In the November 6, 2015 issue of BMJ Case Reports, a 41-year-old patient presented with an accessory breast on her left-hand side which increased in size in the 10 years following her first pregnancy. Upon admission to hospital, the breast had reached almost three times that of her right breast. The patient became socially withdrawn and rarely went outside her home because she feared other people’s reactions. She had negative body image and poor self-esteem, but only sought medical treatment when she had pain in her left shoulder and arm.
“There were no features suggestive of malignancy, and axillary lymph nodes were normal. Fine-needle aspiration showed breast parenchyma with adipose tissue,” the case report authors reported.
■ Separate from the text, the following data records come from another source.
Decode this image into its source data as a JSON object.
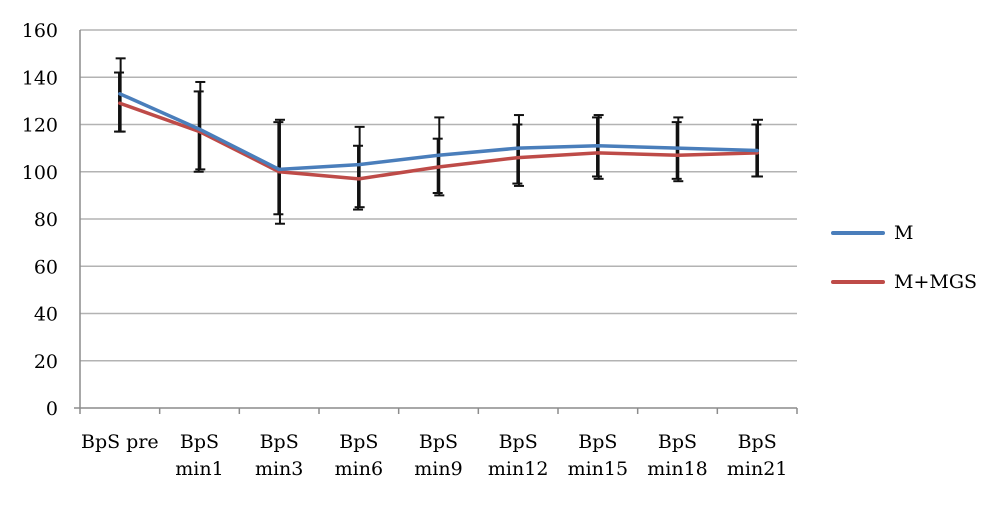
{
  "chart_data": {
    "type": "line",
    "title": "",
    "xlabel": "",
    "ylabel": "",
    "ylim": [
      0,
      160
    ],
    "yticks": [
      0,
      20,
      40,
      60,
      80,
      100,
      120,
      140,
      160
    ],
    "grid": true,
    "legend_position": "right",
    "categories": [
      [
        "BpS pre"
      ],
      [
        "BpS",
        "min1"
      ],
      [
        "BpS",
        "min3"
      ],
      [
        "BpS",
        "min6"
      ],
      [
        "BpS",
        "min9"
      ],
      [
        "BpS",
        "min12"
      ],
      [
        "BpS",
        "min15"
      ],
      [
        "BpS",
        "min18"
      ],
      [
        "BpS",
        "min21"
      ]
    ],
    "series": [
      {
        "name": "M",
        "color": "#4a7ebb",
        "values": [
          133,
          118,
          101,
          103,
          107,
          110,
          111,
          110,
          109
        ],
        "err_low": [
          117,
          101,
          78,
          85,
          90,
          94,
          97,
          96,
          98
        ],
        "err_high": [
          148,
          138,
          122,
          119,
          123,
          124,
          124,
          123,
          122
        ]
      },
      {
        "name": "M+MGS",
        "color": "#be4b48",
        "values": [
          129,
          117,
          100,
          97,
          102,
          106,
          108,
          107,
          108
        ],
        "err_low": [
          117,
          100,
          82,
          84,
          91,
          95,
          98,
          97,
          98
        ],
        "err_high": [
          142,
          134,
          121,
          111,
          114,
          120,
          123,
          121,
          120
        ]
      }
    ]
  }
}
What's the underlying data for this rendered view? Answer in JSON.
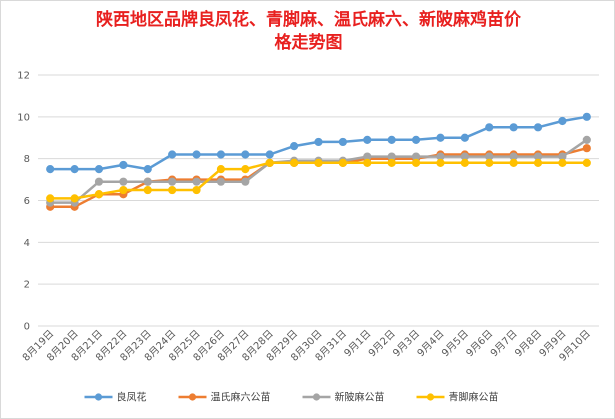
{
  "chart_data": {
    "type": "line",
    "title_lines": [
      "陕西地区品牌良凤花、青脚麻、温氏麻六、新陂麻鸡苗价",
      "格走势图"
    ],
    "xlabel": "",
    "ylabel": "",
    "ylim": [
      0,
      12
    ],
    "yticks": [
      "0",
      "2",
      "4",
      "6",
      "8",
      "10",
      "12"
    ],
    "categories": [
      "8月19日",
      "8月20日",
      "8月21日",
      "8月22日",
      "8月23日",
      "8月24日",
      "8月25日",
      "8月26日",
      "8月27日",
      "8月28日",
      "8月29日",
      "8月30日",
      "8月31日",
      "9月1日",
      "9月2日",
      "9月3日",
      "9月4日",
      "9月5日",
      "9月6日",
      "9月7日",
      "9月8日",
      "9月9日",
      "9月10日"
    ],
    "grid": true,
    "legend_position": "bottom",
    "series": [
      {
        "name": "良凤花",
        "color": "#5b9bd5",
        "values": [
          7.5,
          7.5,
          7.5,
          7.7,
          7.5,
          8.2,
          8.2,
          8.2,
          8.2,
          8.2,
          8.6,
          8.8,
          8.8,
          8.9,
          8.9,
          8.9,
          9.0,
          9.0,
          9.5,
          9.5,
          9.5,
          9.8,
          10.0
        ]
      },
      {
        "name": "温氏麻六公苗",
        "color": "#ed7d31",
        "values": [
          5.7,
          5.7,
          6.3,
          6.3,
          6.9,
          7.0,
          7.0,
          7.0,
          7.0,
          7.8,
          7.8,
          7.8,
          7.8,
          8.0,
          8.0,
          8.0,
          8.2,
          8.2,
          8.2,
          8.2,
          8.2,
          8.2,
          8.5
        ]
      },
      {
        "name": "新陂麻公苗",
        "color": "#a5a5a5",
        "values": [
          5.9,
          5.9,
          6.9,
          6.9,
          6.9,
          6.9,
          6.9,
          6.9,
          6.9,
          7.8,
          7.9,
          7.9,
          7.9,
          8.1,
          8.1,
          8.1,
          8.1,
          8.1,
          8.1,
          8.1,
          8.1,
          8.1,
          8.9
        ]
      },
      {
        "name": "青脚麻公苗",
        "color": "#ffc000",
        "values": [
          6.1,
          6.1,
          6.3,
          6.5,
          6.5,
          6.5,
          6.5,
          7.5,
          7.5,
          7.8,
          7.8,
          7.8,
          7.8,
          7.8,
          7.8,
          7.8,
          7.8,
          7.8,
          7.8,
          7.8,
          7.8,
          7.8,
          7.8
        ]
      }
    ]
  }
}
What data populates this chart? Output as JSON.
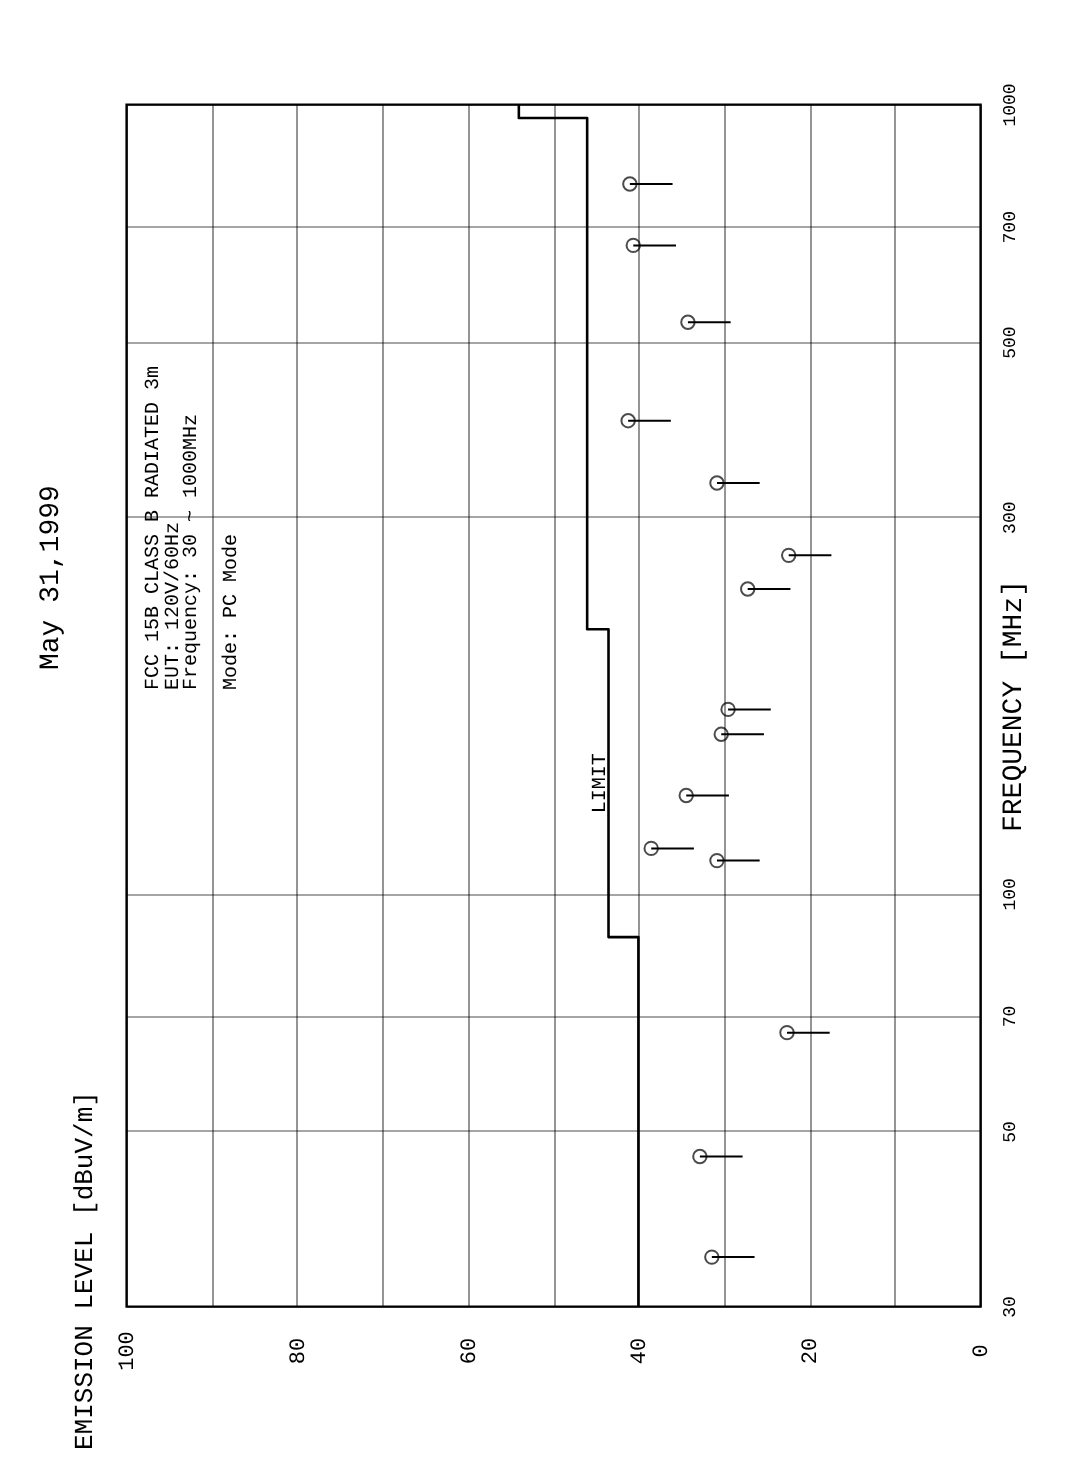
{
  "chart_data": {
    "type": "scatter",
    "subtitle": "May 31,1999",
    "title": "EMISSION LEVEL [dBuV/m]",
    "ylabel": "FREQUENCY [MHz]",
    "log": "y",
    "ylim": [
      30,
      1000
    ],
    "yticks": [
      30,
      50,
      70,
      100,
      300,
      500,
      700,
      1000
    ],
    "xlim": [
      100,
      0
    ],
    "xticks": [
      100,
      {
        "value": 90,
        "label": null
      },
      80,
      {
        "value": 70,
        "label": null
      },
      60,
      {
        "value": 50,
        "label": null
      },
      40,
      {
        "value": 30,
        "label": null
      },
      20,
      {
        "value": 10,
        "label": null
      },
      0
    ],
    "grid": true,
    "marker": "circle",
    "annotations": [
      "FCC 15B CLASS B RADIATED 3m",
      "EUT: 120V/60Hz",
      "Frequency: 30 ~ 1000MHz",
      "Mode: PC Mode"
    ],
    "series": [
      {
        "color": "#000000",
        "x": [
          31.4,
          32.8,
          22.6,
          30.8,
          38.5,
          34.4,
          30.3,
          29.5,
          27.2,
          22.4,
          30.8,
          41.2,
          34.2,
          40.6,
          41.0
        ],
        "values": [
          34.6,
          46.4,
          66.6,
          110,
          114,
          133,
          159,
          171,
          243,
          268,
          331,
          397,
          529,
          662,
          792
        ],
        "xerrors": [
          [
            26.4,
            31.4
          ],
          [
            27.8,
            32.8
          ],
          [
            17.6,
            22.6
          ],
          [
            25.8,
            30.8
          ],
          [
            33.5,
            38.5
          ],
          [
            29.4,
            34.4
          ],
          [
            25.3,
            30.3
          ],
          [
            24.5,
            29.5
          ],
          [
            22.2,
            27.2
          ],
          [
            17.4,
            22.4
          ],
          [
            25.8,
            30.8
          ],
          [
            36.2,
            41.2
          ],
          [
            29.2,
            34.2
          ],
          [
            35.6,
            40.6
          ],
          [
            36.0,
            41.0
          ]
        ]
      },
      {
        "type": "line",
        "name": "LIMIT",
        "marker": "none",
        "color": "#000000",
        "x": [
          40,
          40,
          43.5,
          43.5,
          46,
          46,
          54,
          54
        ],
        "values": [
          30,
          88,
          88,
          216,
          216,
          960,
          960,
          1000
        ]
      }
    ]
  }
}
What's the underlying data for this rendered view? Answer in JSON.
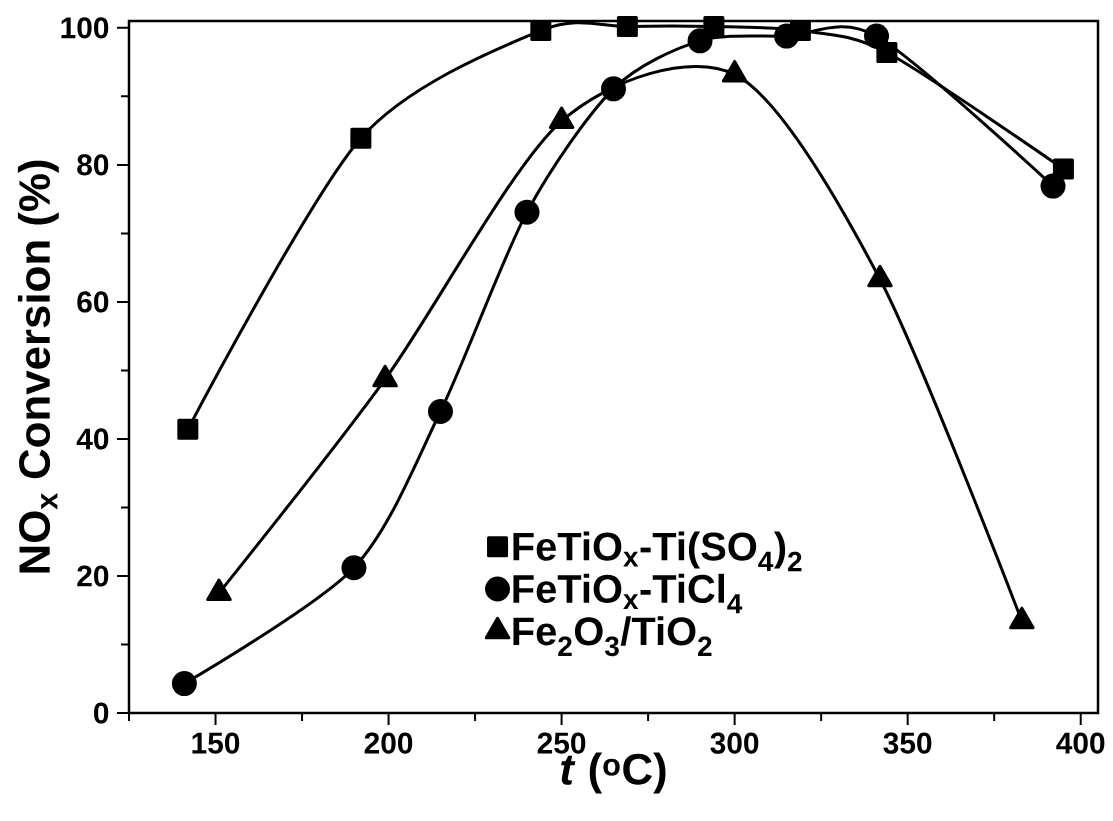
{
  "chart_data": {
    "type": "line",
    "xlabel": "*t* ($^{o}$C)",
    "ylabel": "NO$_{x}$ Conversion (%)",
    "xlim": [
      125,
      405
    ],
    "ylim": [
      0,
      101
    ],
    "xticks": [
      150,
      200,
      250,
      300,
      350,
      400
    ],
    "yticks": [
      0,
      20,
      40,
      60,
      80,
      100
    ],
    "legend": "bottom right",
    "grid": false,
    "line_style": "solid",
    "series": [
      {
        "name": "FeTiO$_{x}$-Ti(SO$_{4}$)$_{2}$",
        "color": "#000000",
        "marker": "square",
        "x": [
          142,
          192,
          244,
          269,
          294,
          319,
          344,
          395
        ],
        "values": [
          41.4,
          83.9,
          99.6,
          100.2,
          100.2,
          99.6,
          96.4,
          79.4
        ]
      },
      {
        "name": "FeTiO$_{x}$-TiCl$_{4}$",
        "color": "#000000",
        "marker": "circle",
        "x": [
          141,
          190,
          215,
          240,
          265,
          290,
          315,
          341,
          392
        ],
        "values": [
          4.3,
          21.2,
          44.0,
          73.1,
          91.1,
          98.1,
          98.8,
          98.8,
          76.9
        ]
      },
      {
        "name": "Fe$_{2}$O$_{3}$/TiO$_{2}$",
        "color": "#000000",
        "marker": "triangle",
        "x": [
          151,
          199,
          250,
          300,
          342,
          383
        ],
        "values": [
          17.5,
          48.7,
          86.4,
          93.2,
          63.3,
          13.4
        ]
      }
    ]
  }
}
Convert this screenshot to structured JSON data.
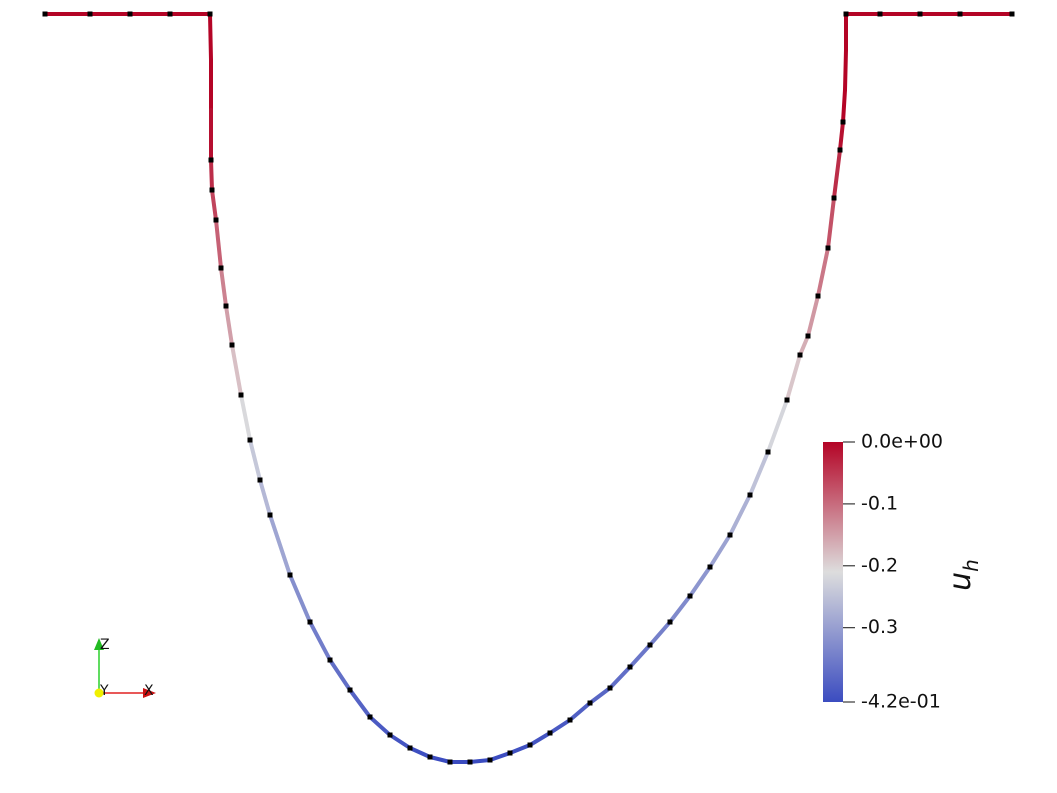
{
  "colorbar": {
    "title": {
      "symbol": "u",
      "subscript": "h"
    },
    "range": [
      -0.42,
      0
    ],
    "ticks": [
      {
        "value": 0,
        "label": "0.0e+00"
      },
      -0.1,
      -0.2,
      -0.3,
      {
        "value": -0.42,
        "label": "-4.2e-01"
      }
    ]
  },
  "axes": {
    "z": "Z",
    "y": "Y",
    "x": "X"
  }
}
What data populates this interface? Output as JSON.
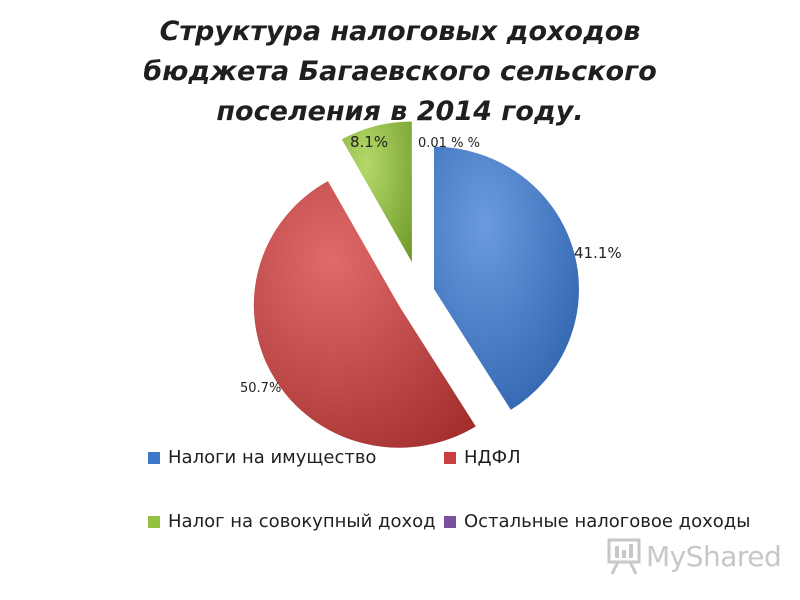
{
  "chart_data": {
    "type": "pie",
    "title_lines": [
      "Структура налоговых доходов",
      "бюджета Багаевского сельского",
      "поселения в 2014 году."
    ],
    "slices": [
      {
        "name": "Налоги на имущество",
        "value": 41.1,
        "label": "41.1%",
        "color": "#3c78c8"
      },
      {
        "name": "НДФЛ",
        "value": 50.7,
        "label": "50.7%",
        "color": "#c94040"
      },
      {
        "name": "Налог на совокупный доход",
        "value": 8.1,
        "label": "8.1%",
        "color": "#95c142"
      },
      {
        "name": "Остальные налоговое доходы",
        "value": 0.01,
        "label": "0.01 % %",
        "color": "#7b4fa0"
      }
    ],
    "legend_position": "bottom"
  },
  "watermark": {
    "text": "MyShared"
  }
}
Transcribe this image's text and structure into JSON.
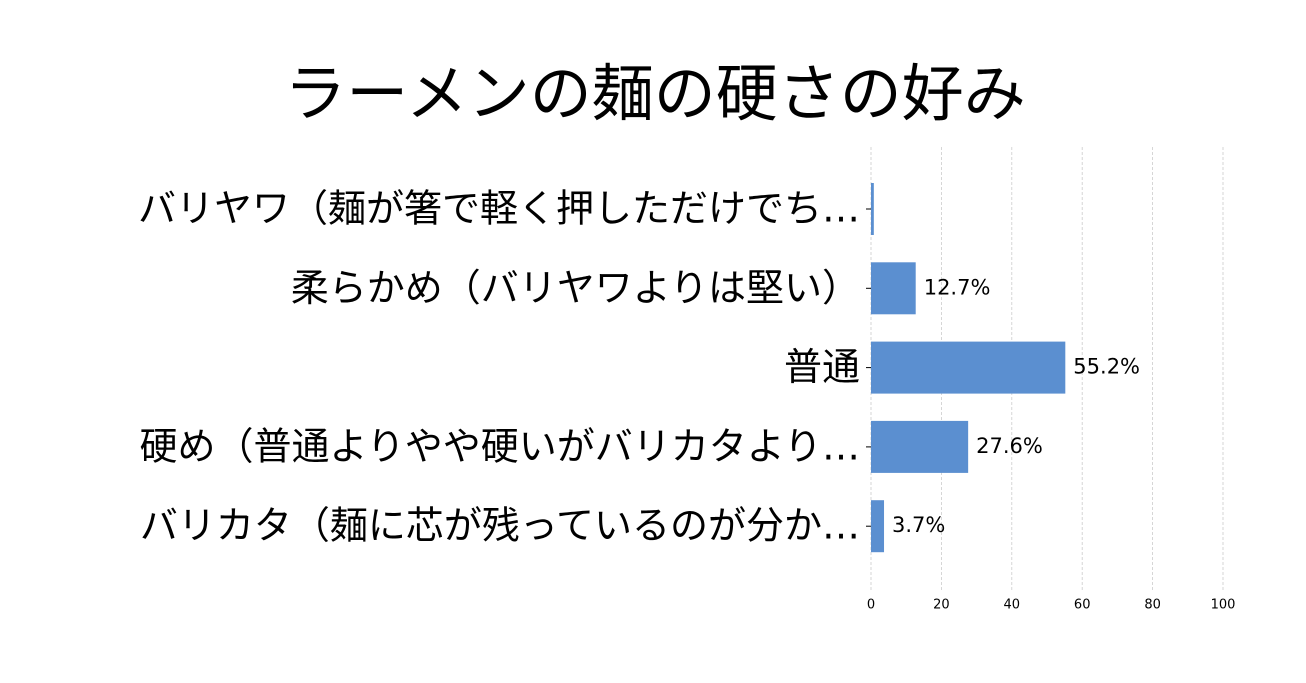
{
  "chart_data": {
    "type": "barh",
    "title": "ラーメンの麺の硬さの好み",
    "categories": [
      "バリヤワ（麺が箸で軽く押しただけでち…",
      "柔らかめ（バリヤワよりは堅い）",
      "普通",
      "硬め（普通よりやや硬いがバリカタより…",
      "バリカタ（麺に芯が残っているのが分か…"
    ],
    "values": [
      0.8,
      12.7,
      55.2,
      27.6,
      3.7
    ],
    "value_labels": [
      null,
      "12.7%",
      "55.2%",
      "27.6%",
      "3.7%"
    ],
    "color": "#5b8fd0",
    "xlim": [
      0,
      100
    ],
    "xticks": [
      0,
      20,
      40,
      60,
      80,
      100
    ],
    "grid": true
  }
}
A mastectomy was performed to remove the accessory breast, and the patient was happy with cosmetic surgery. She fully recovered from the surgery, and started going out and meeting other people again. “Triple assessment is a must to rule out malignancy in the ectopic tissue,” the authors note. “In giant accessory breast excision, use of oncoplastic breast techniques such as local rotation flaps and use of inframammary incisions help improve cosmesis.”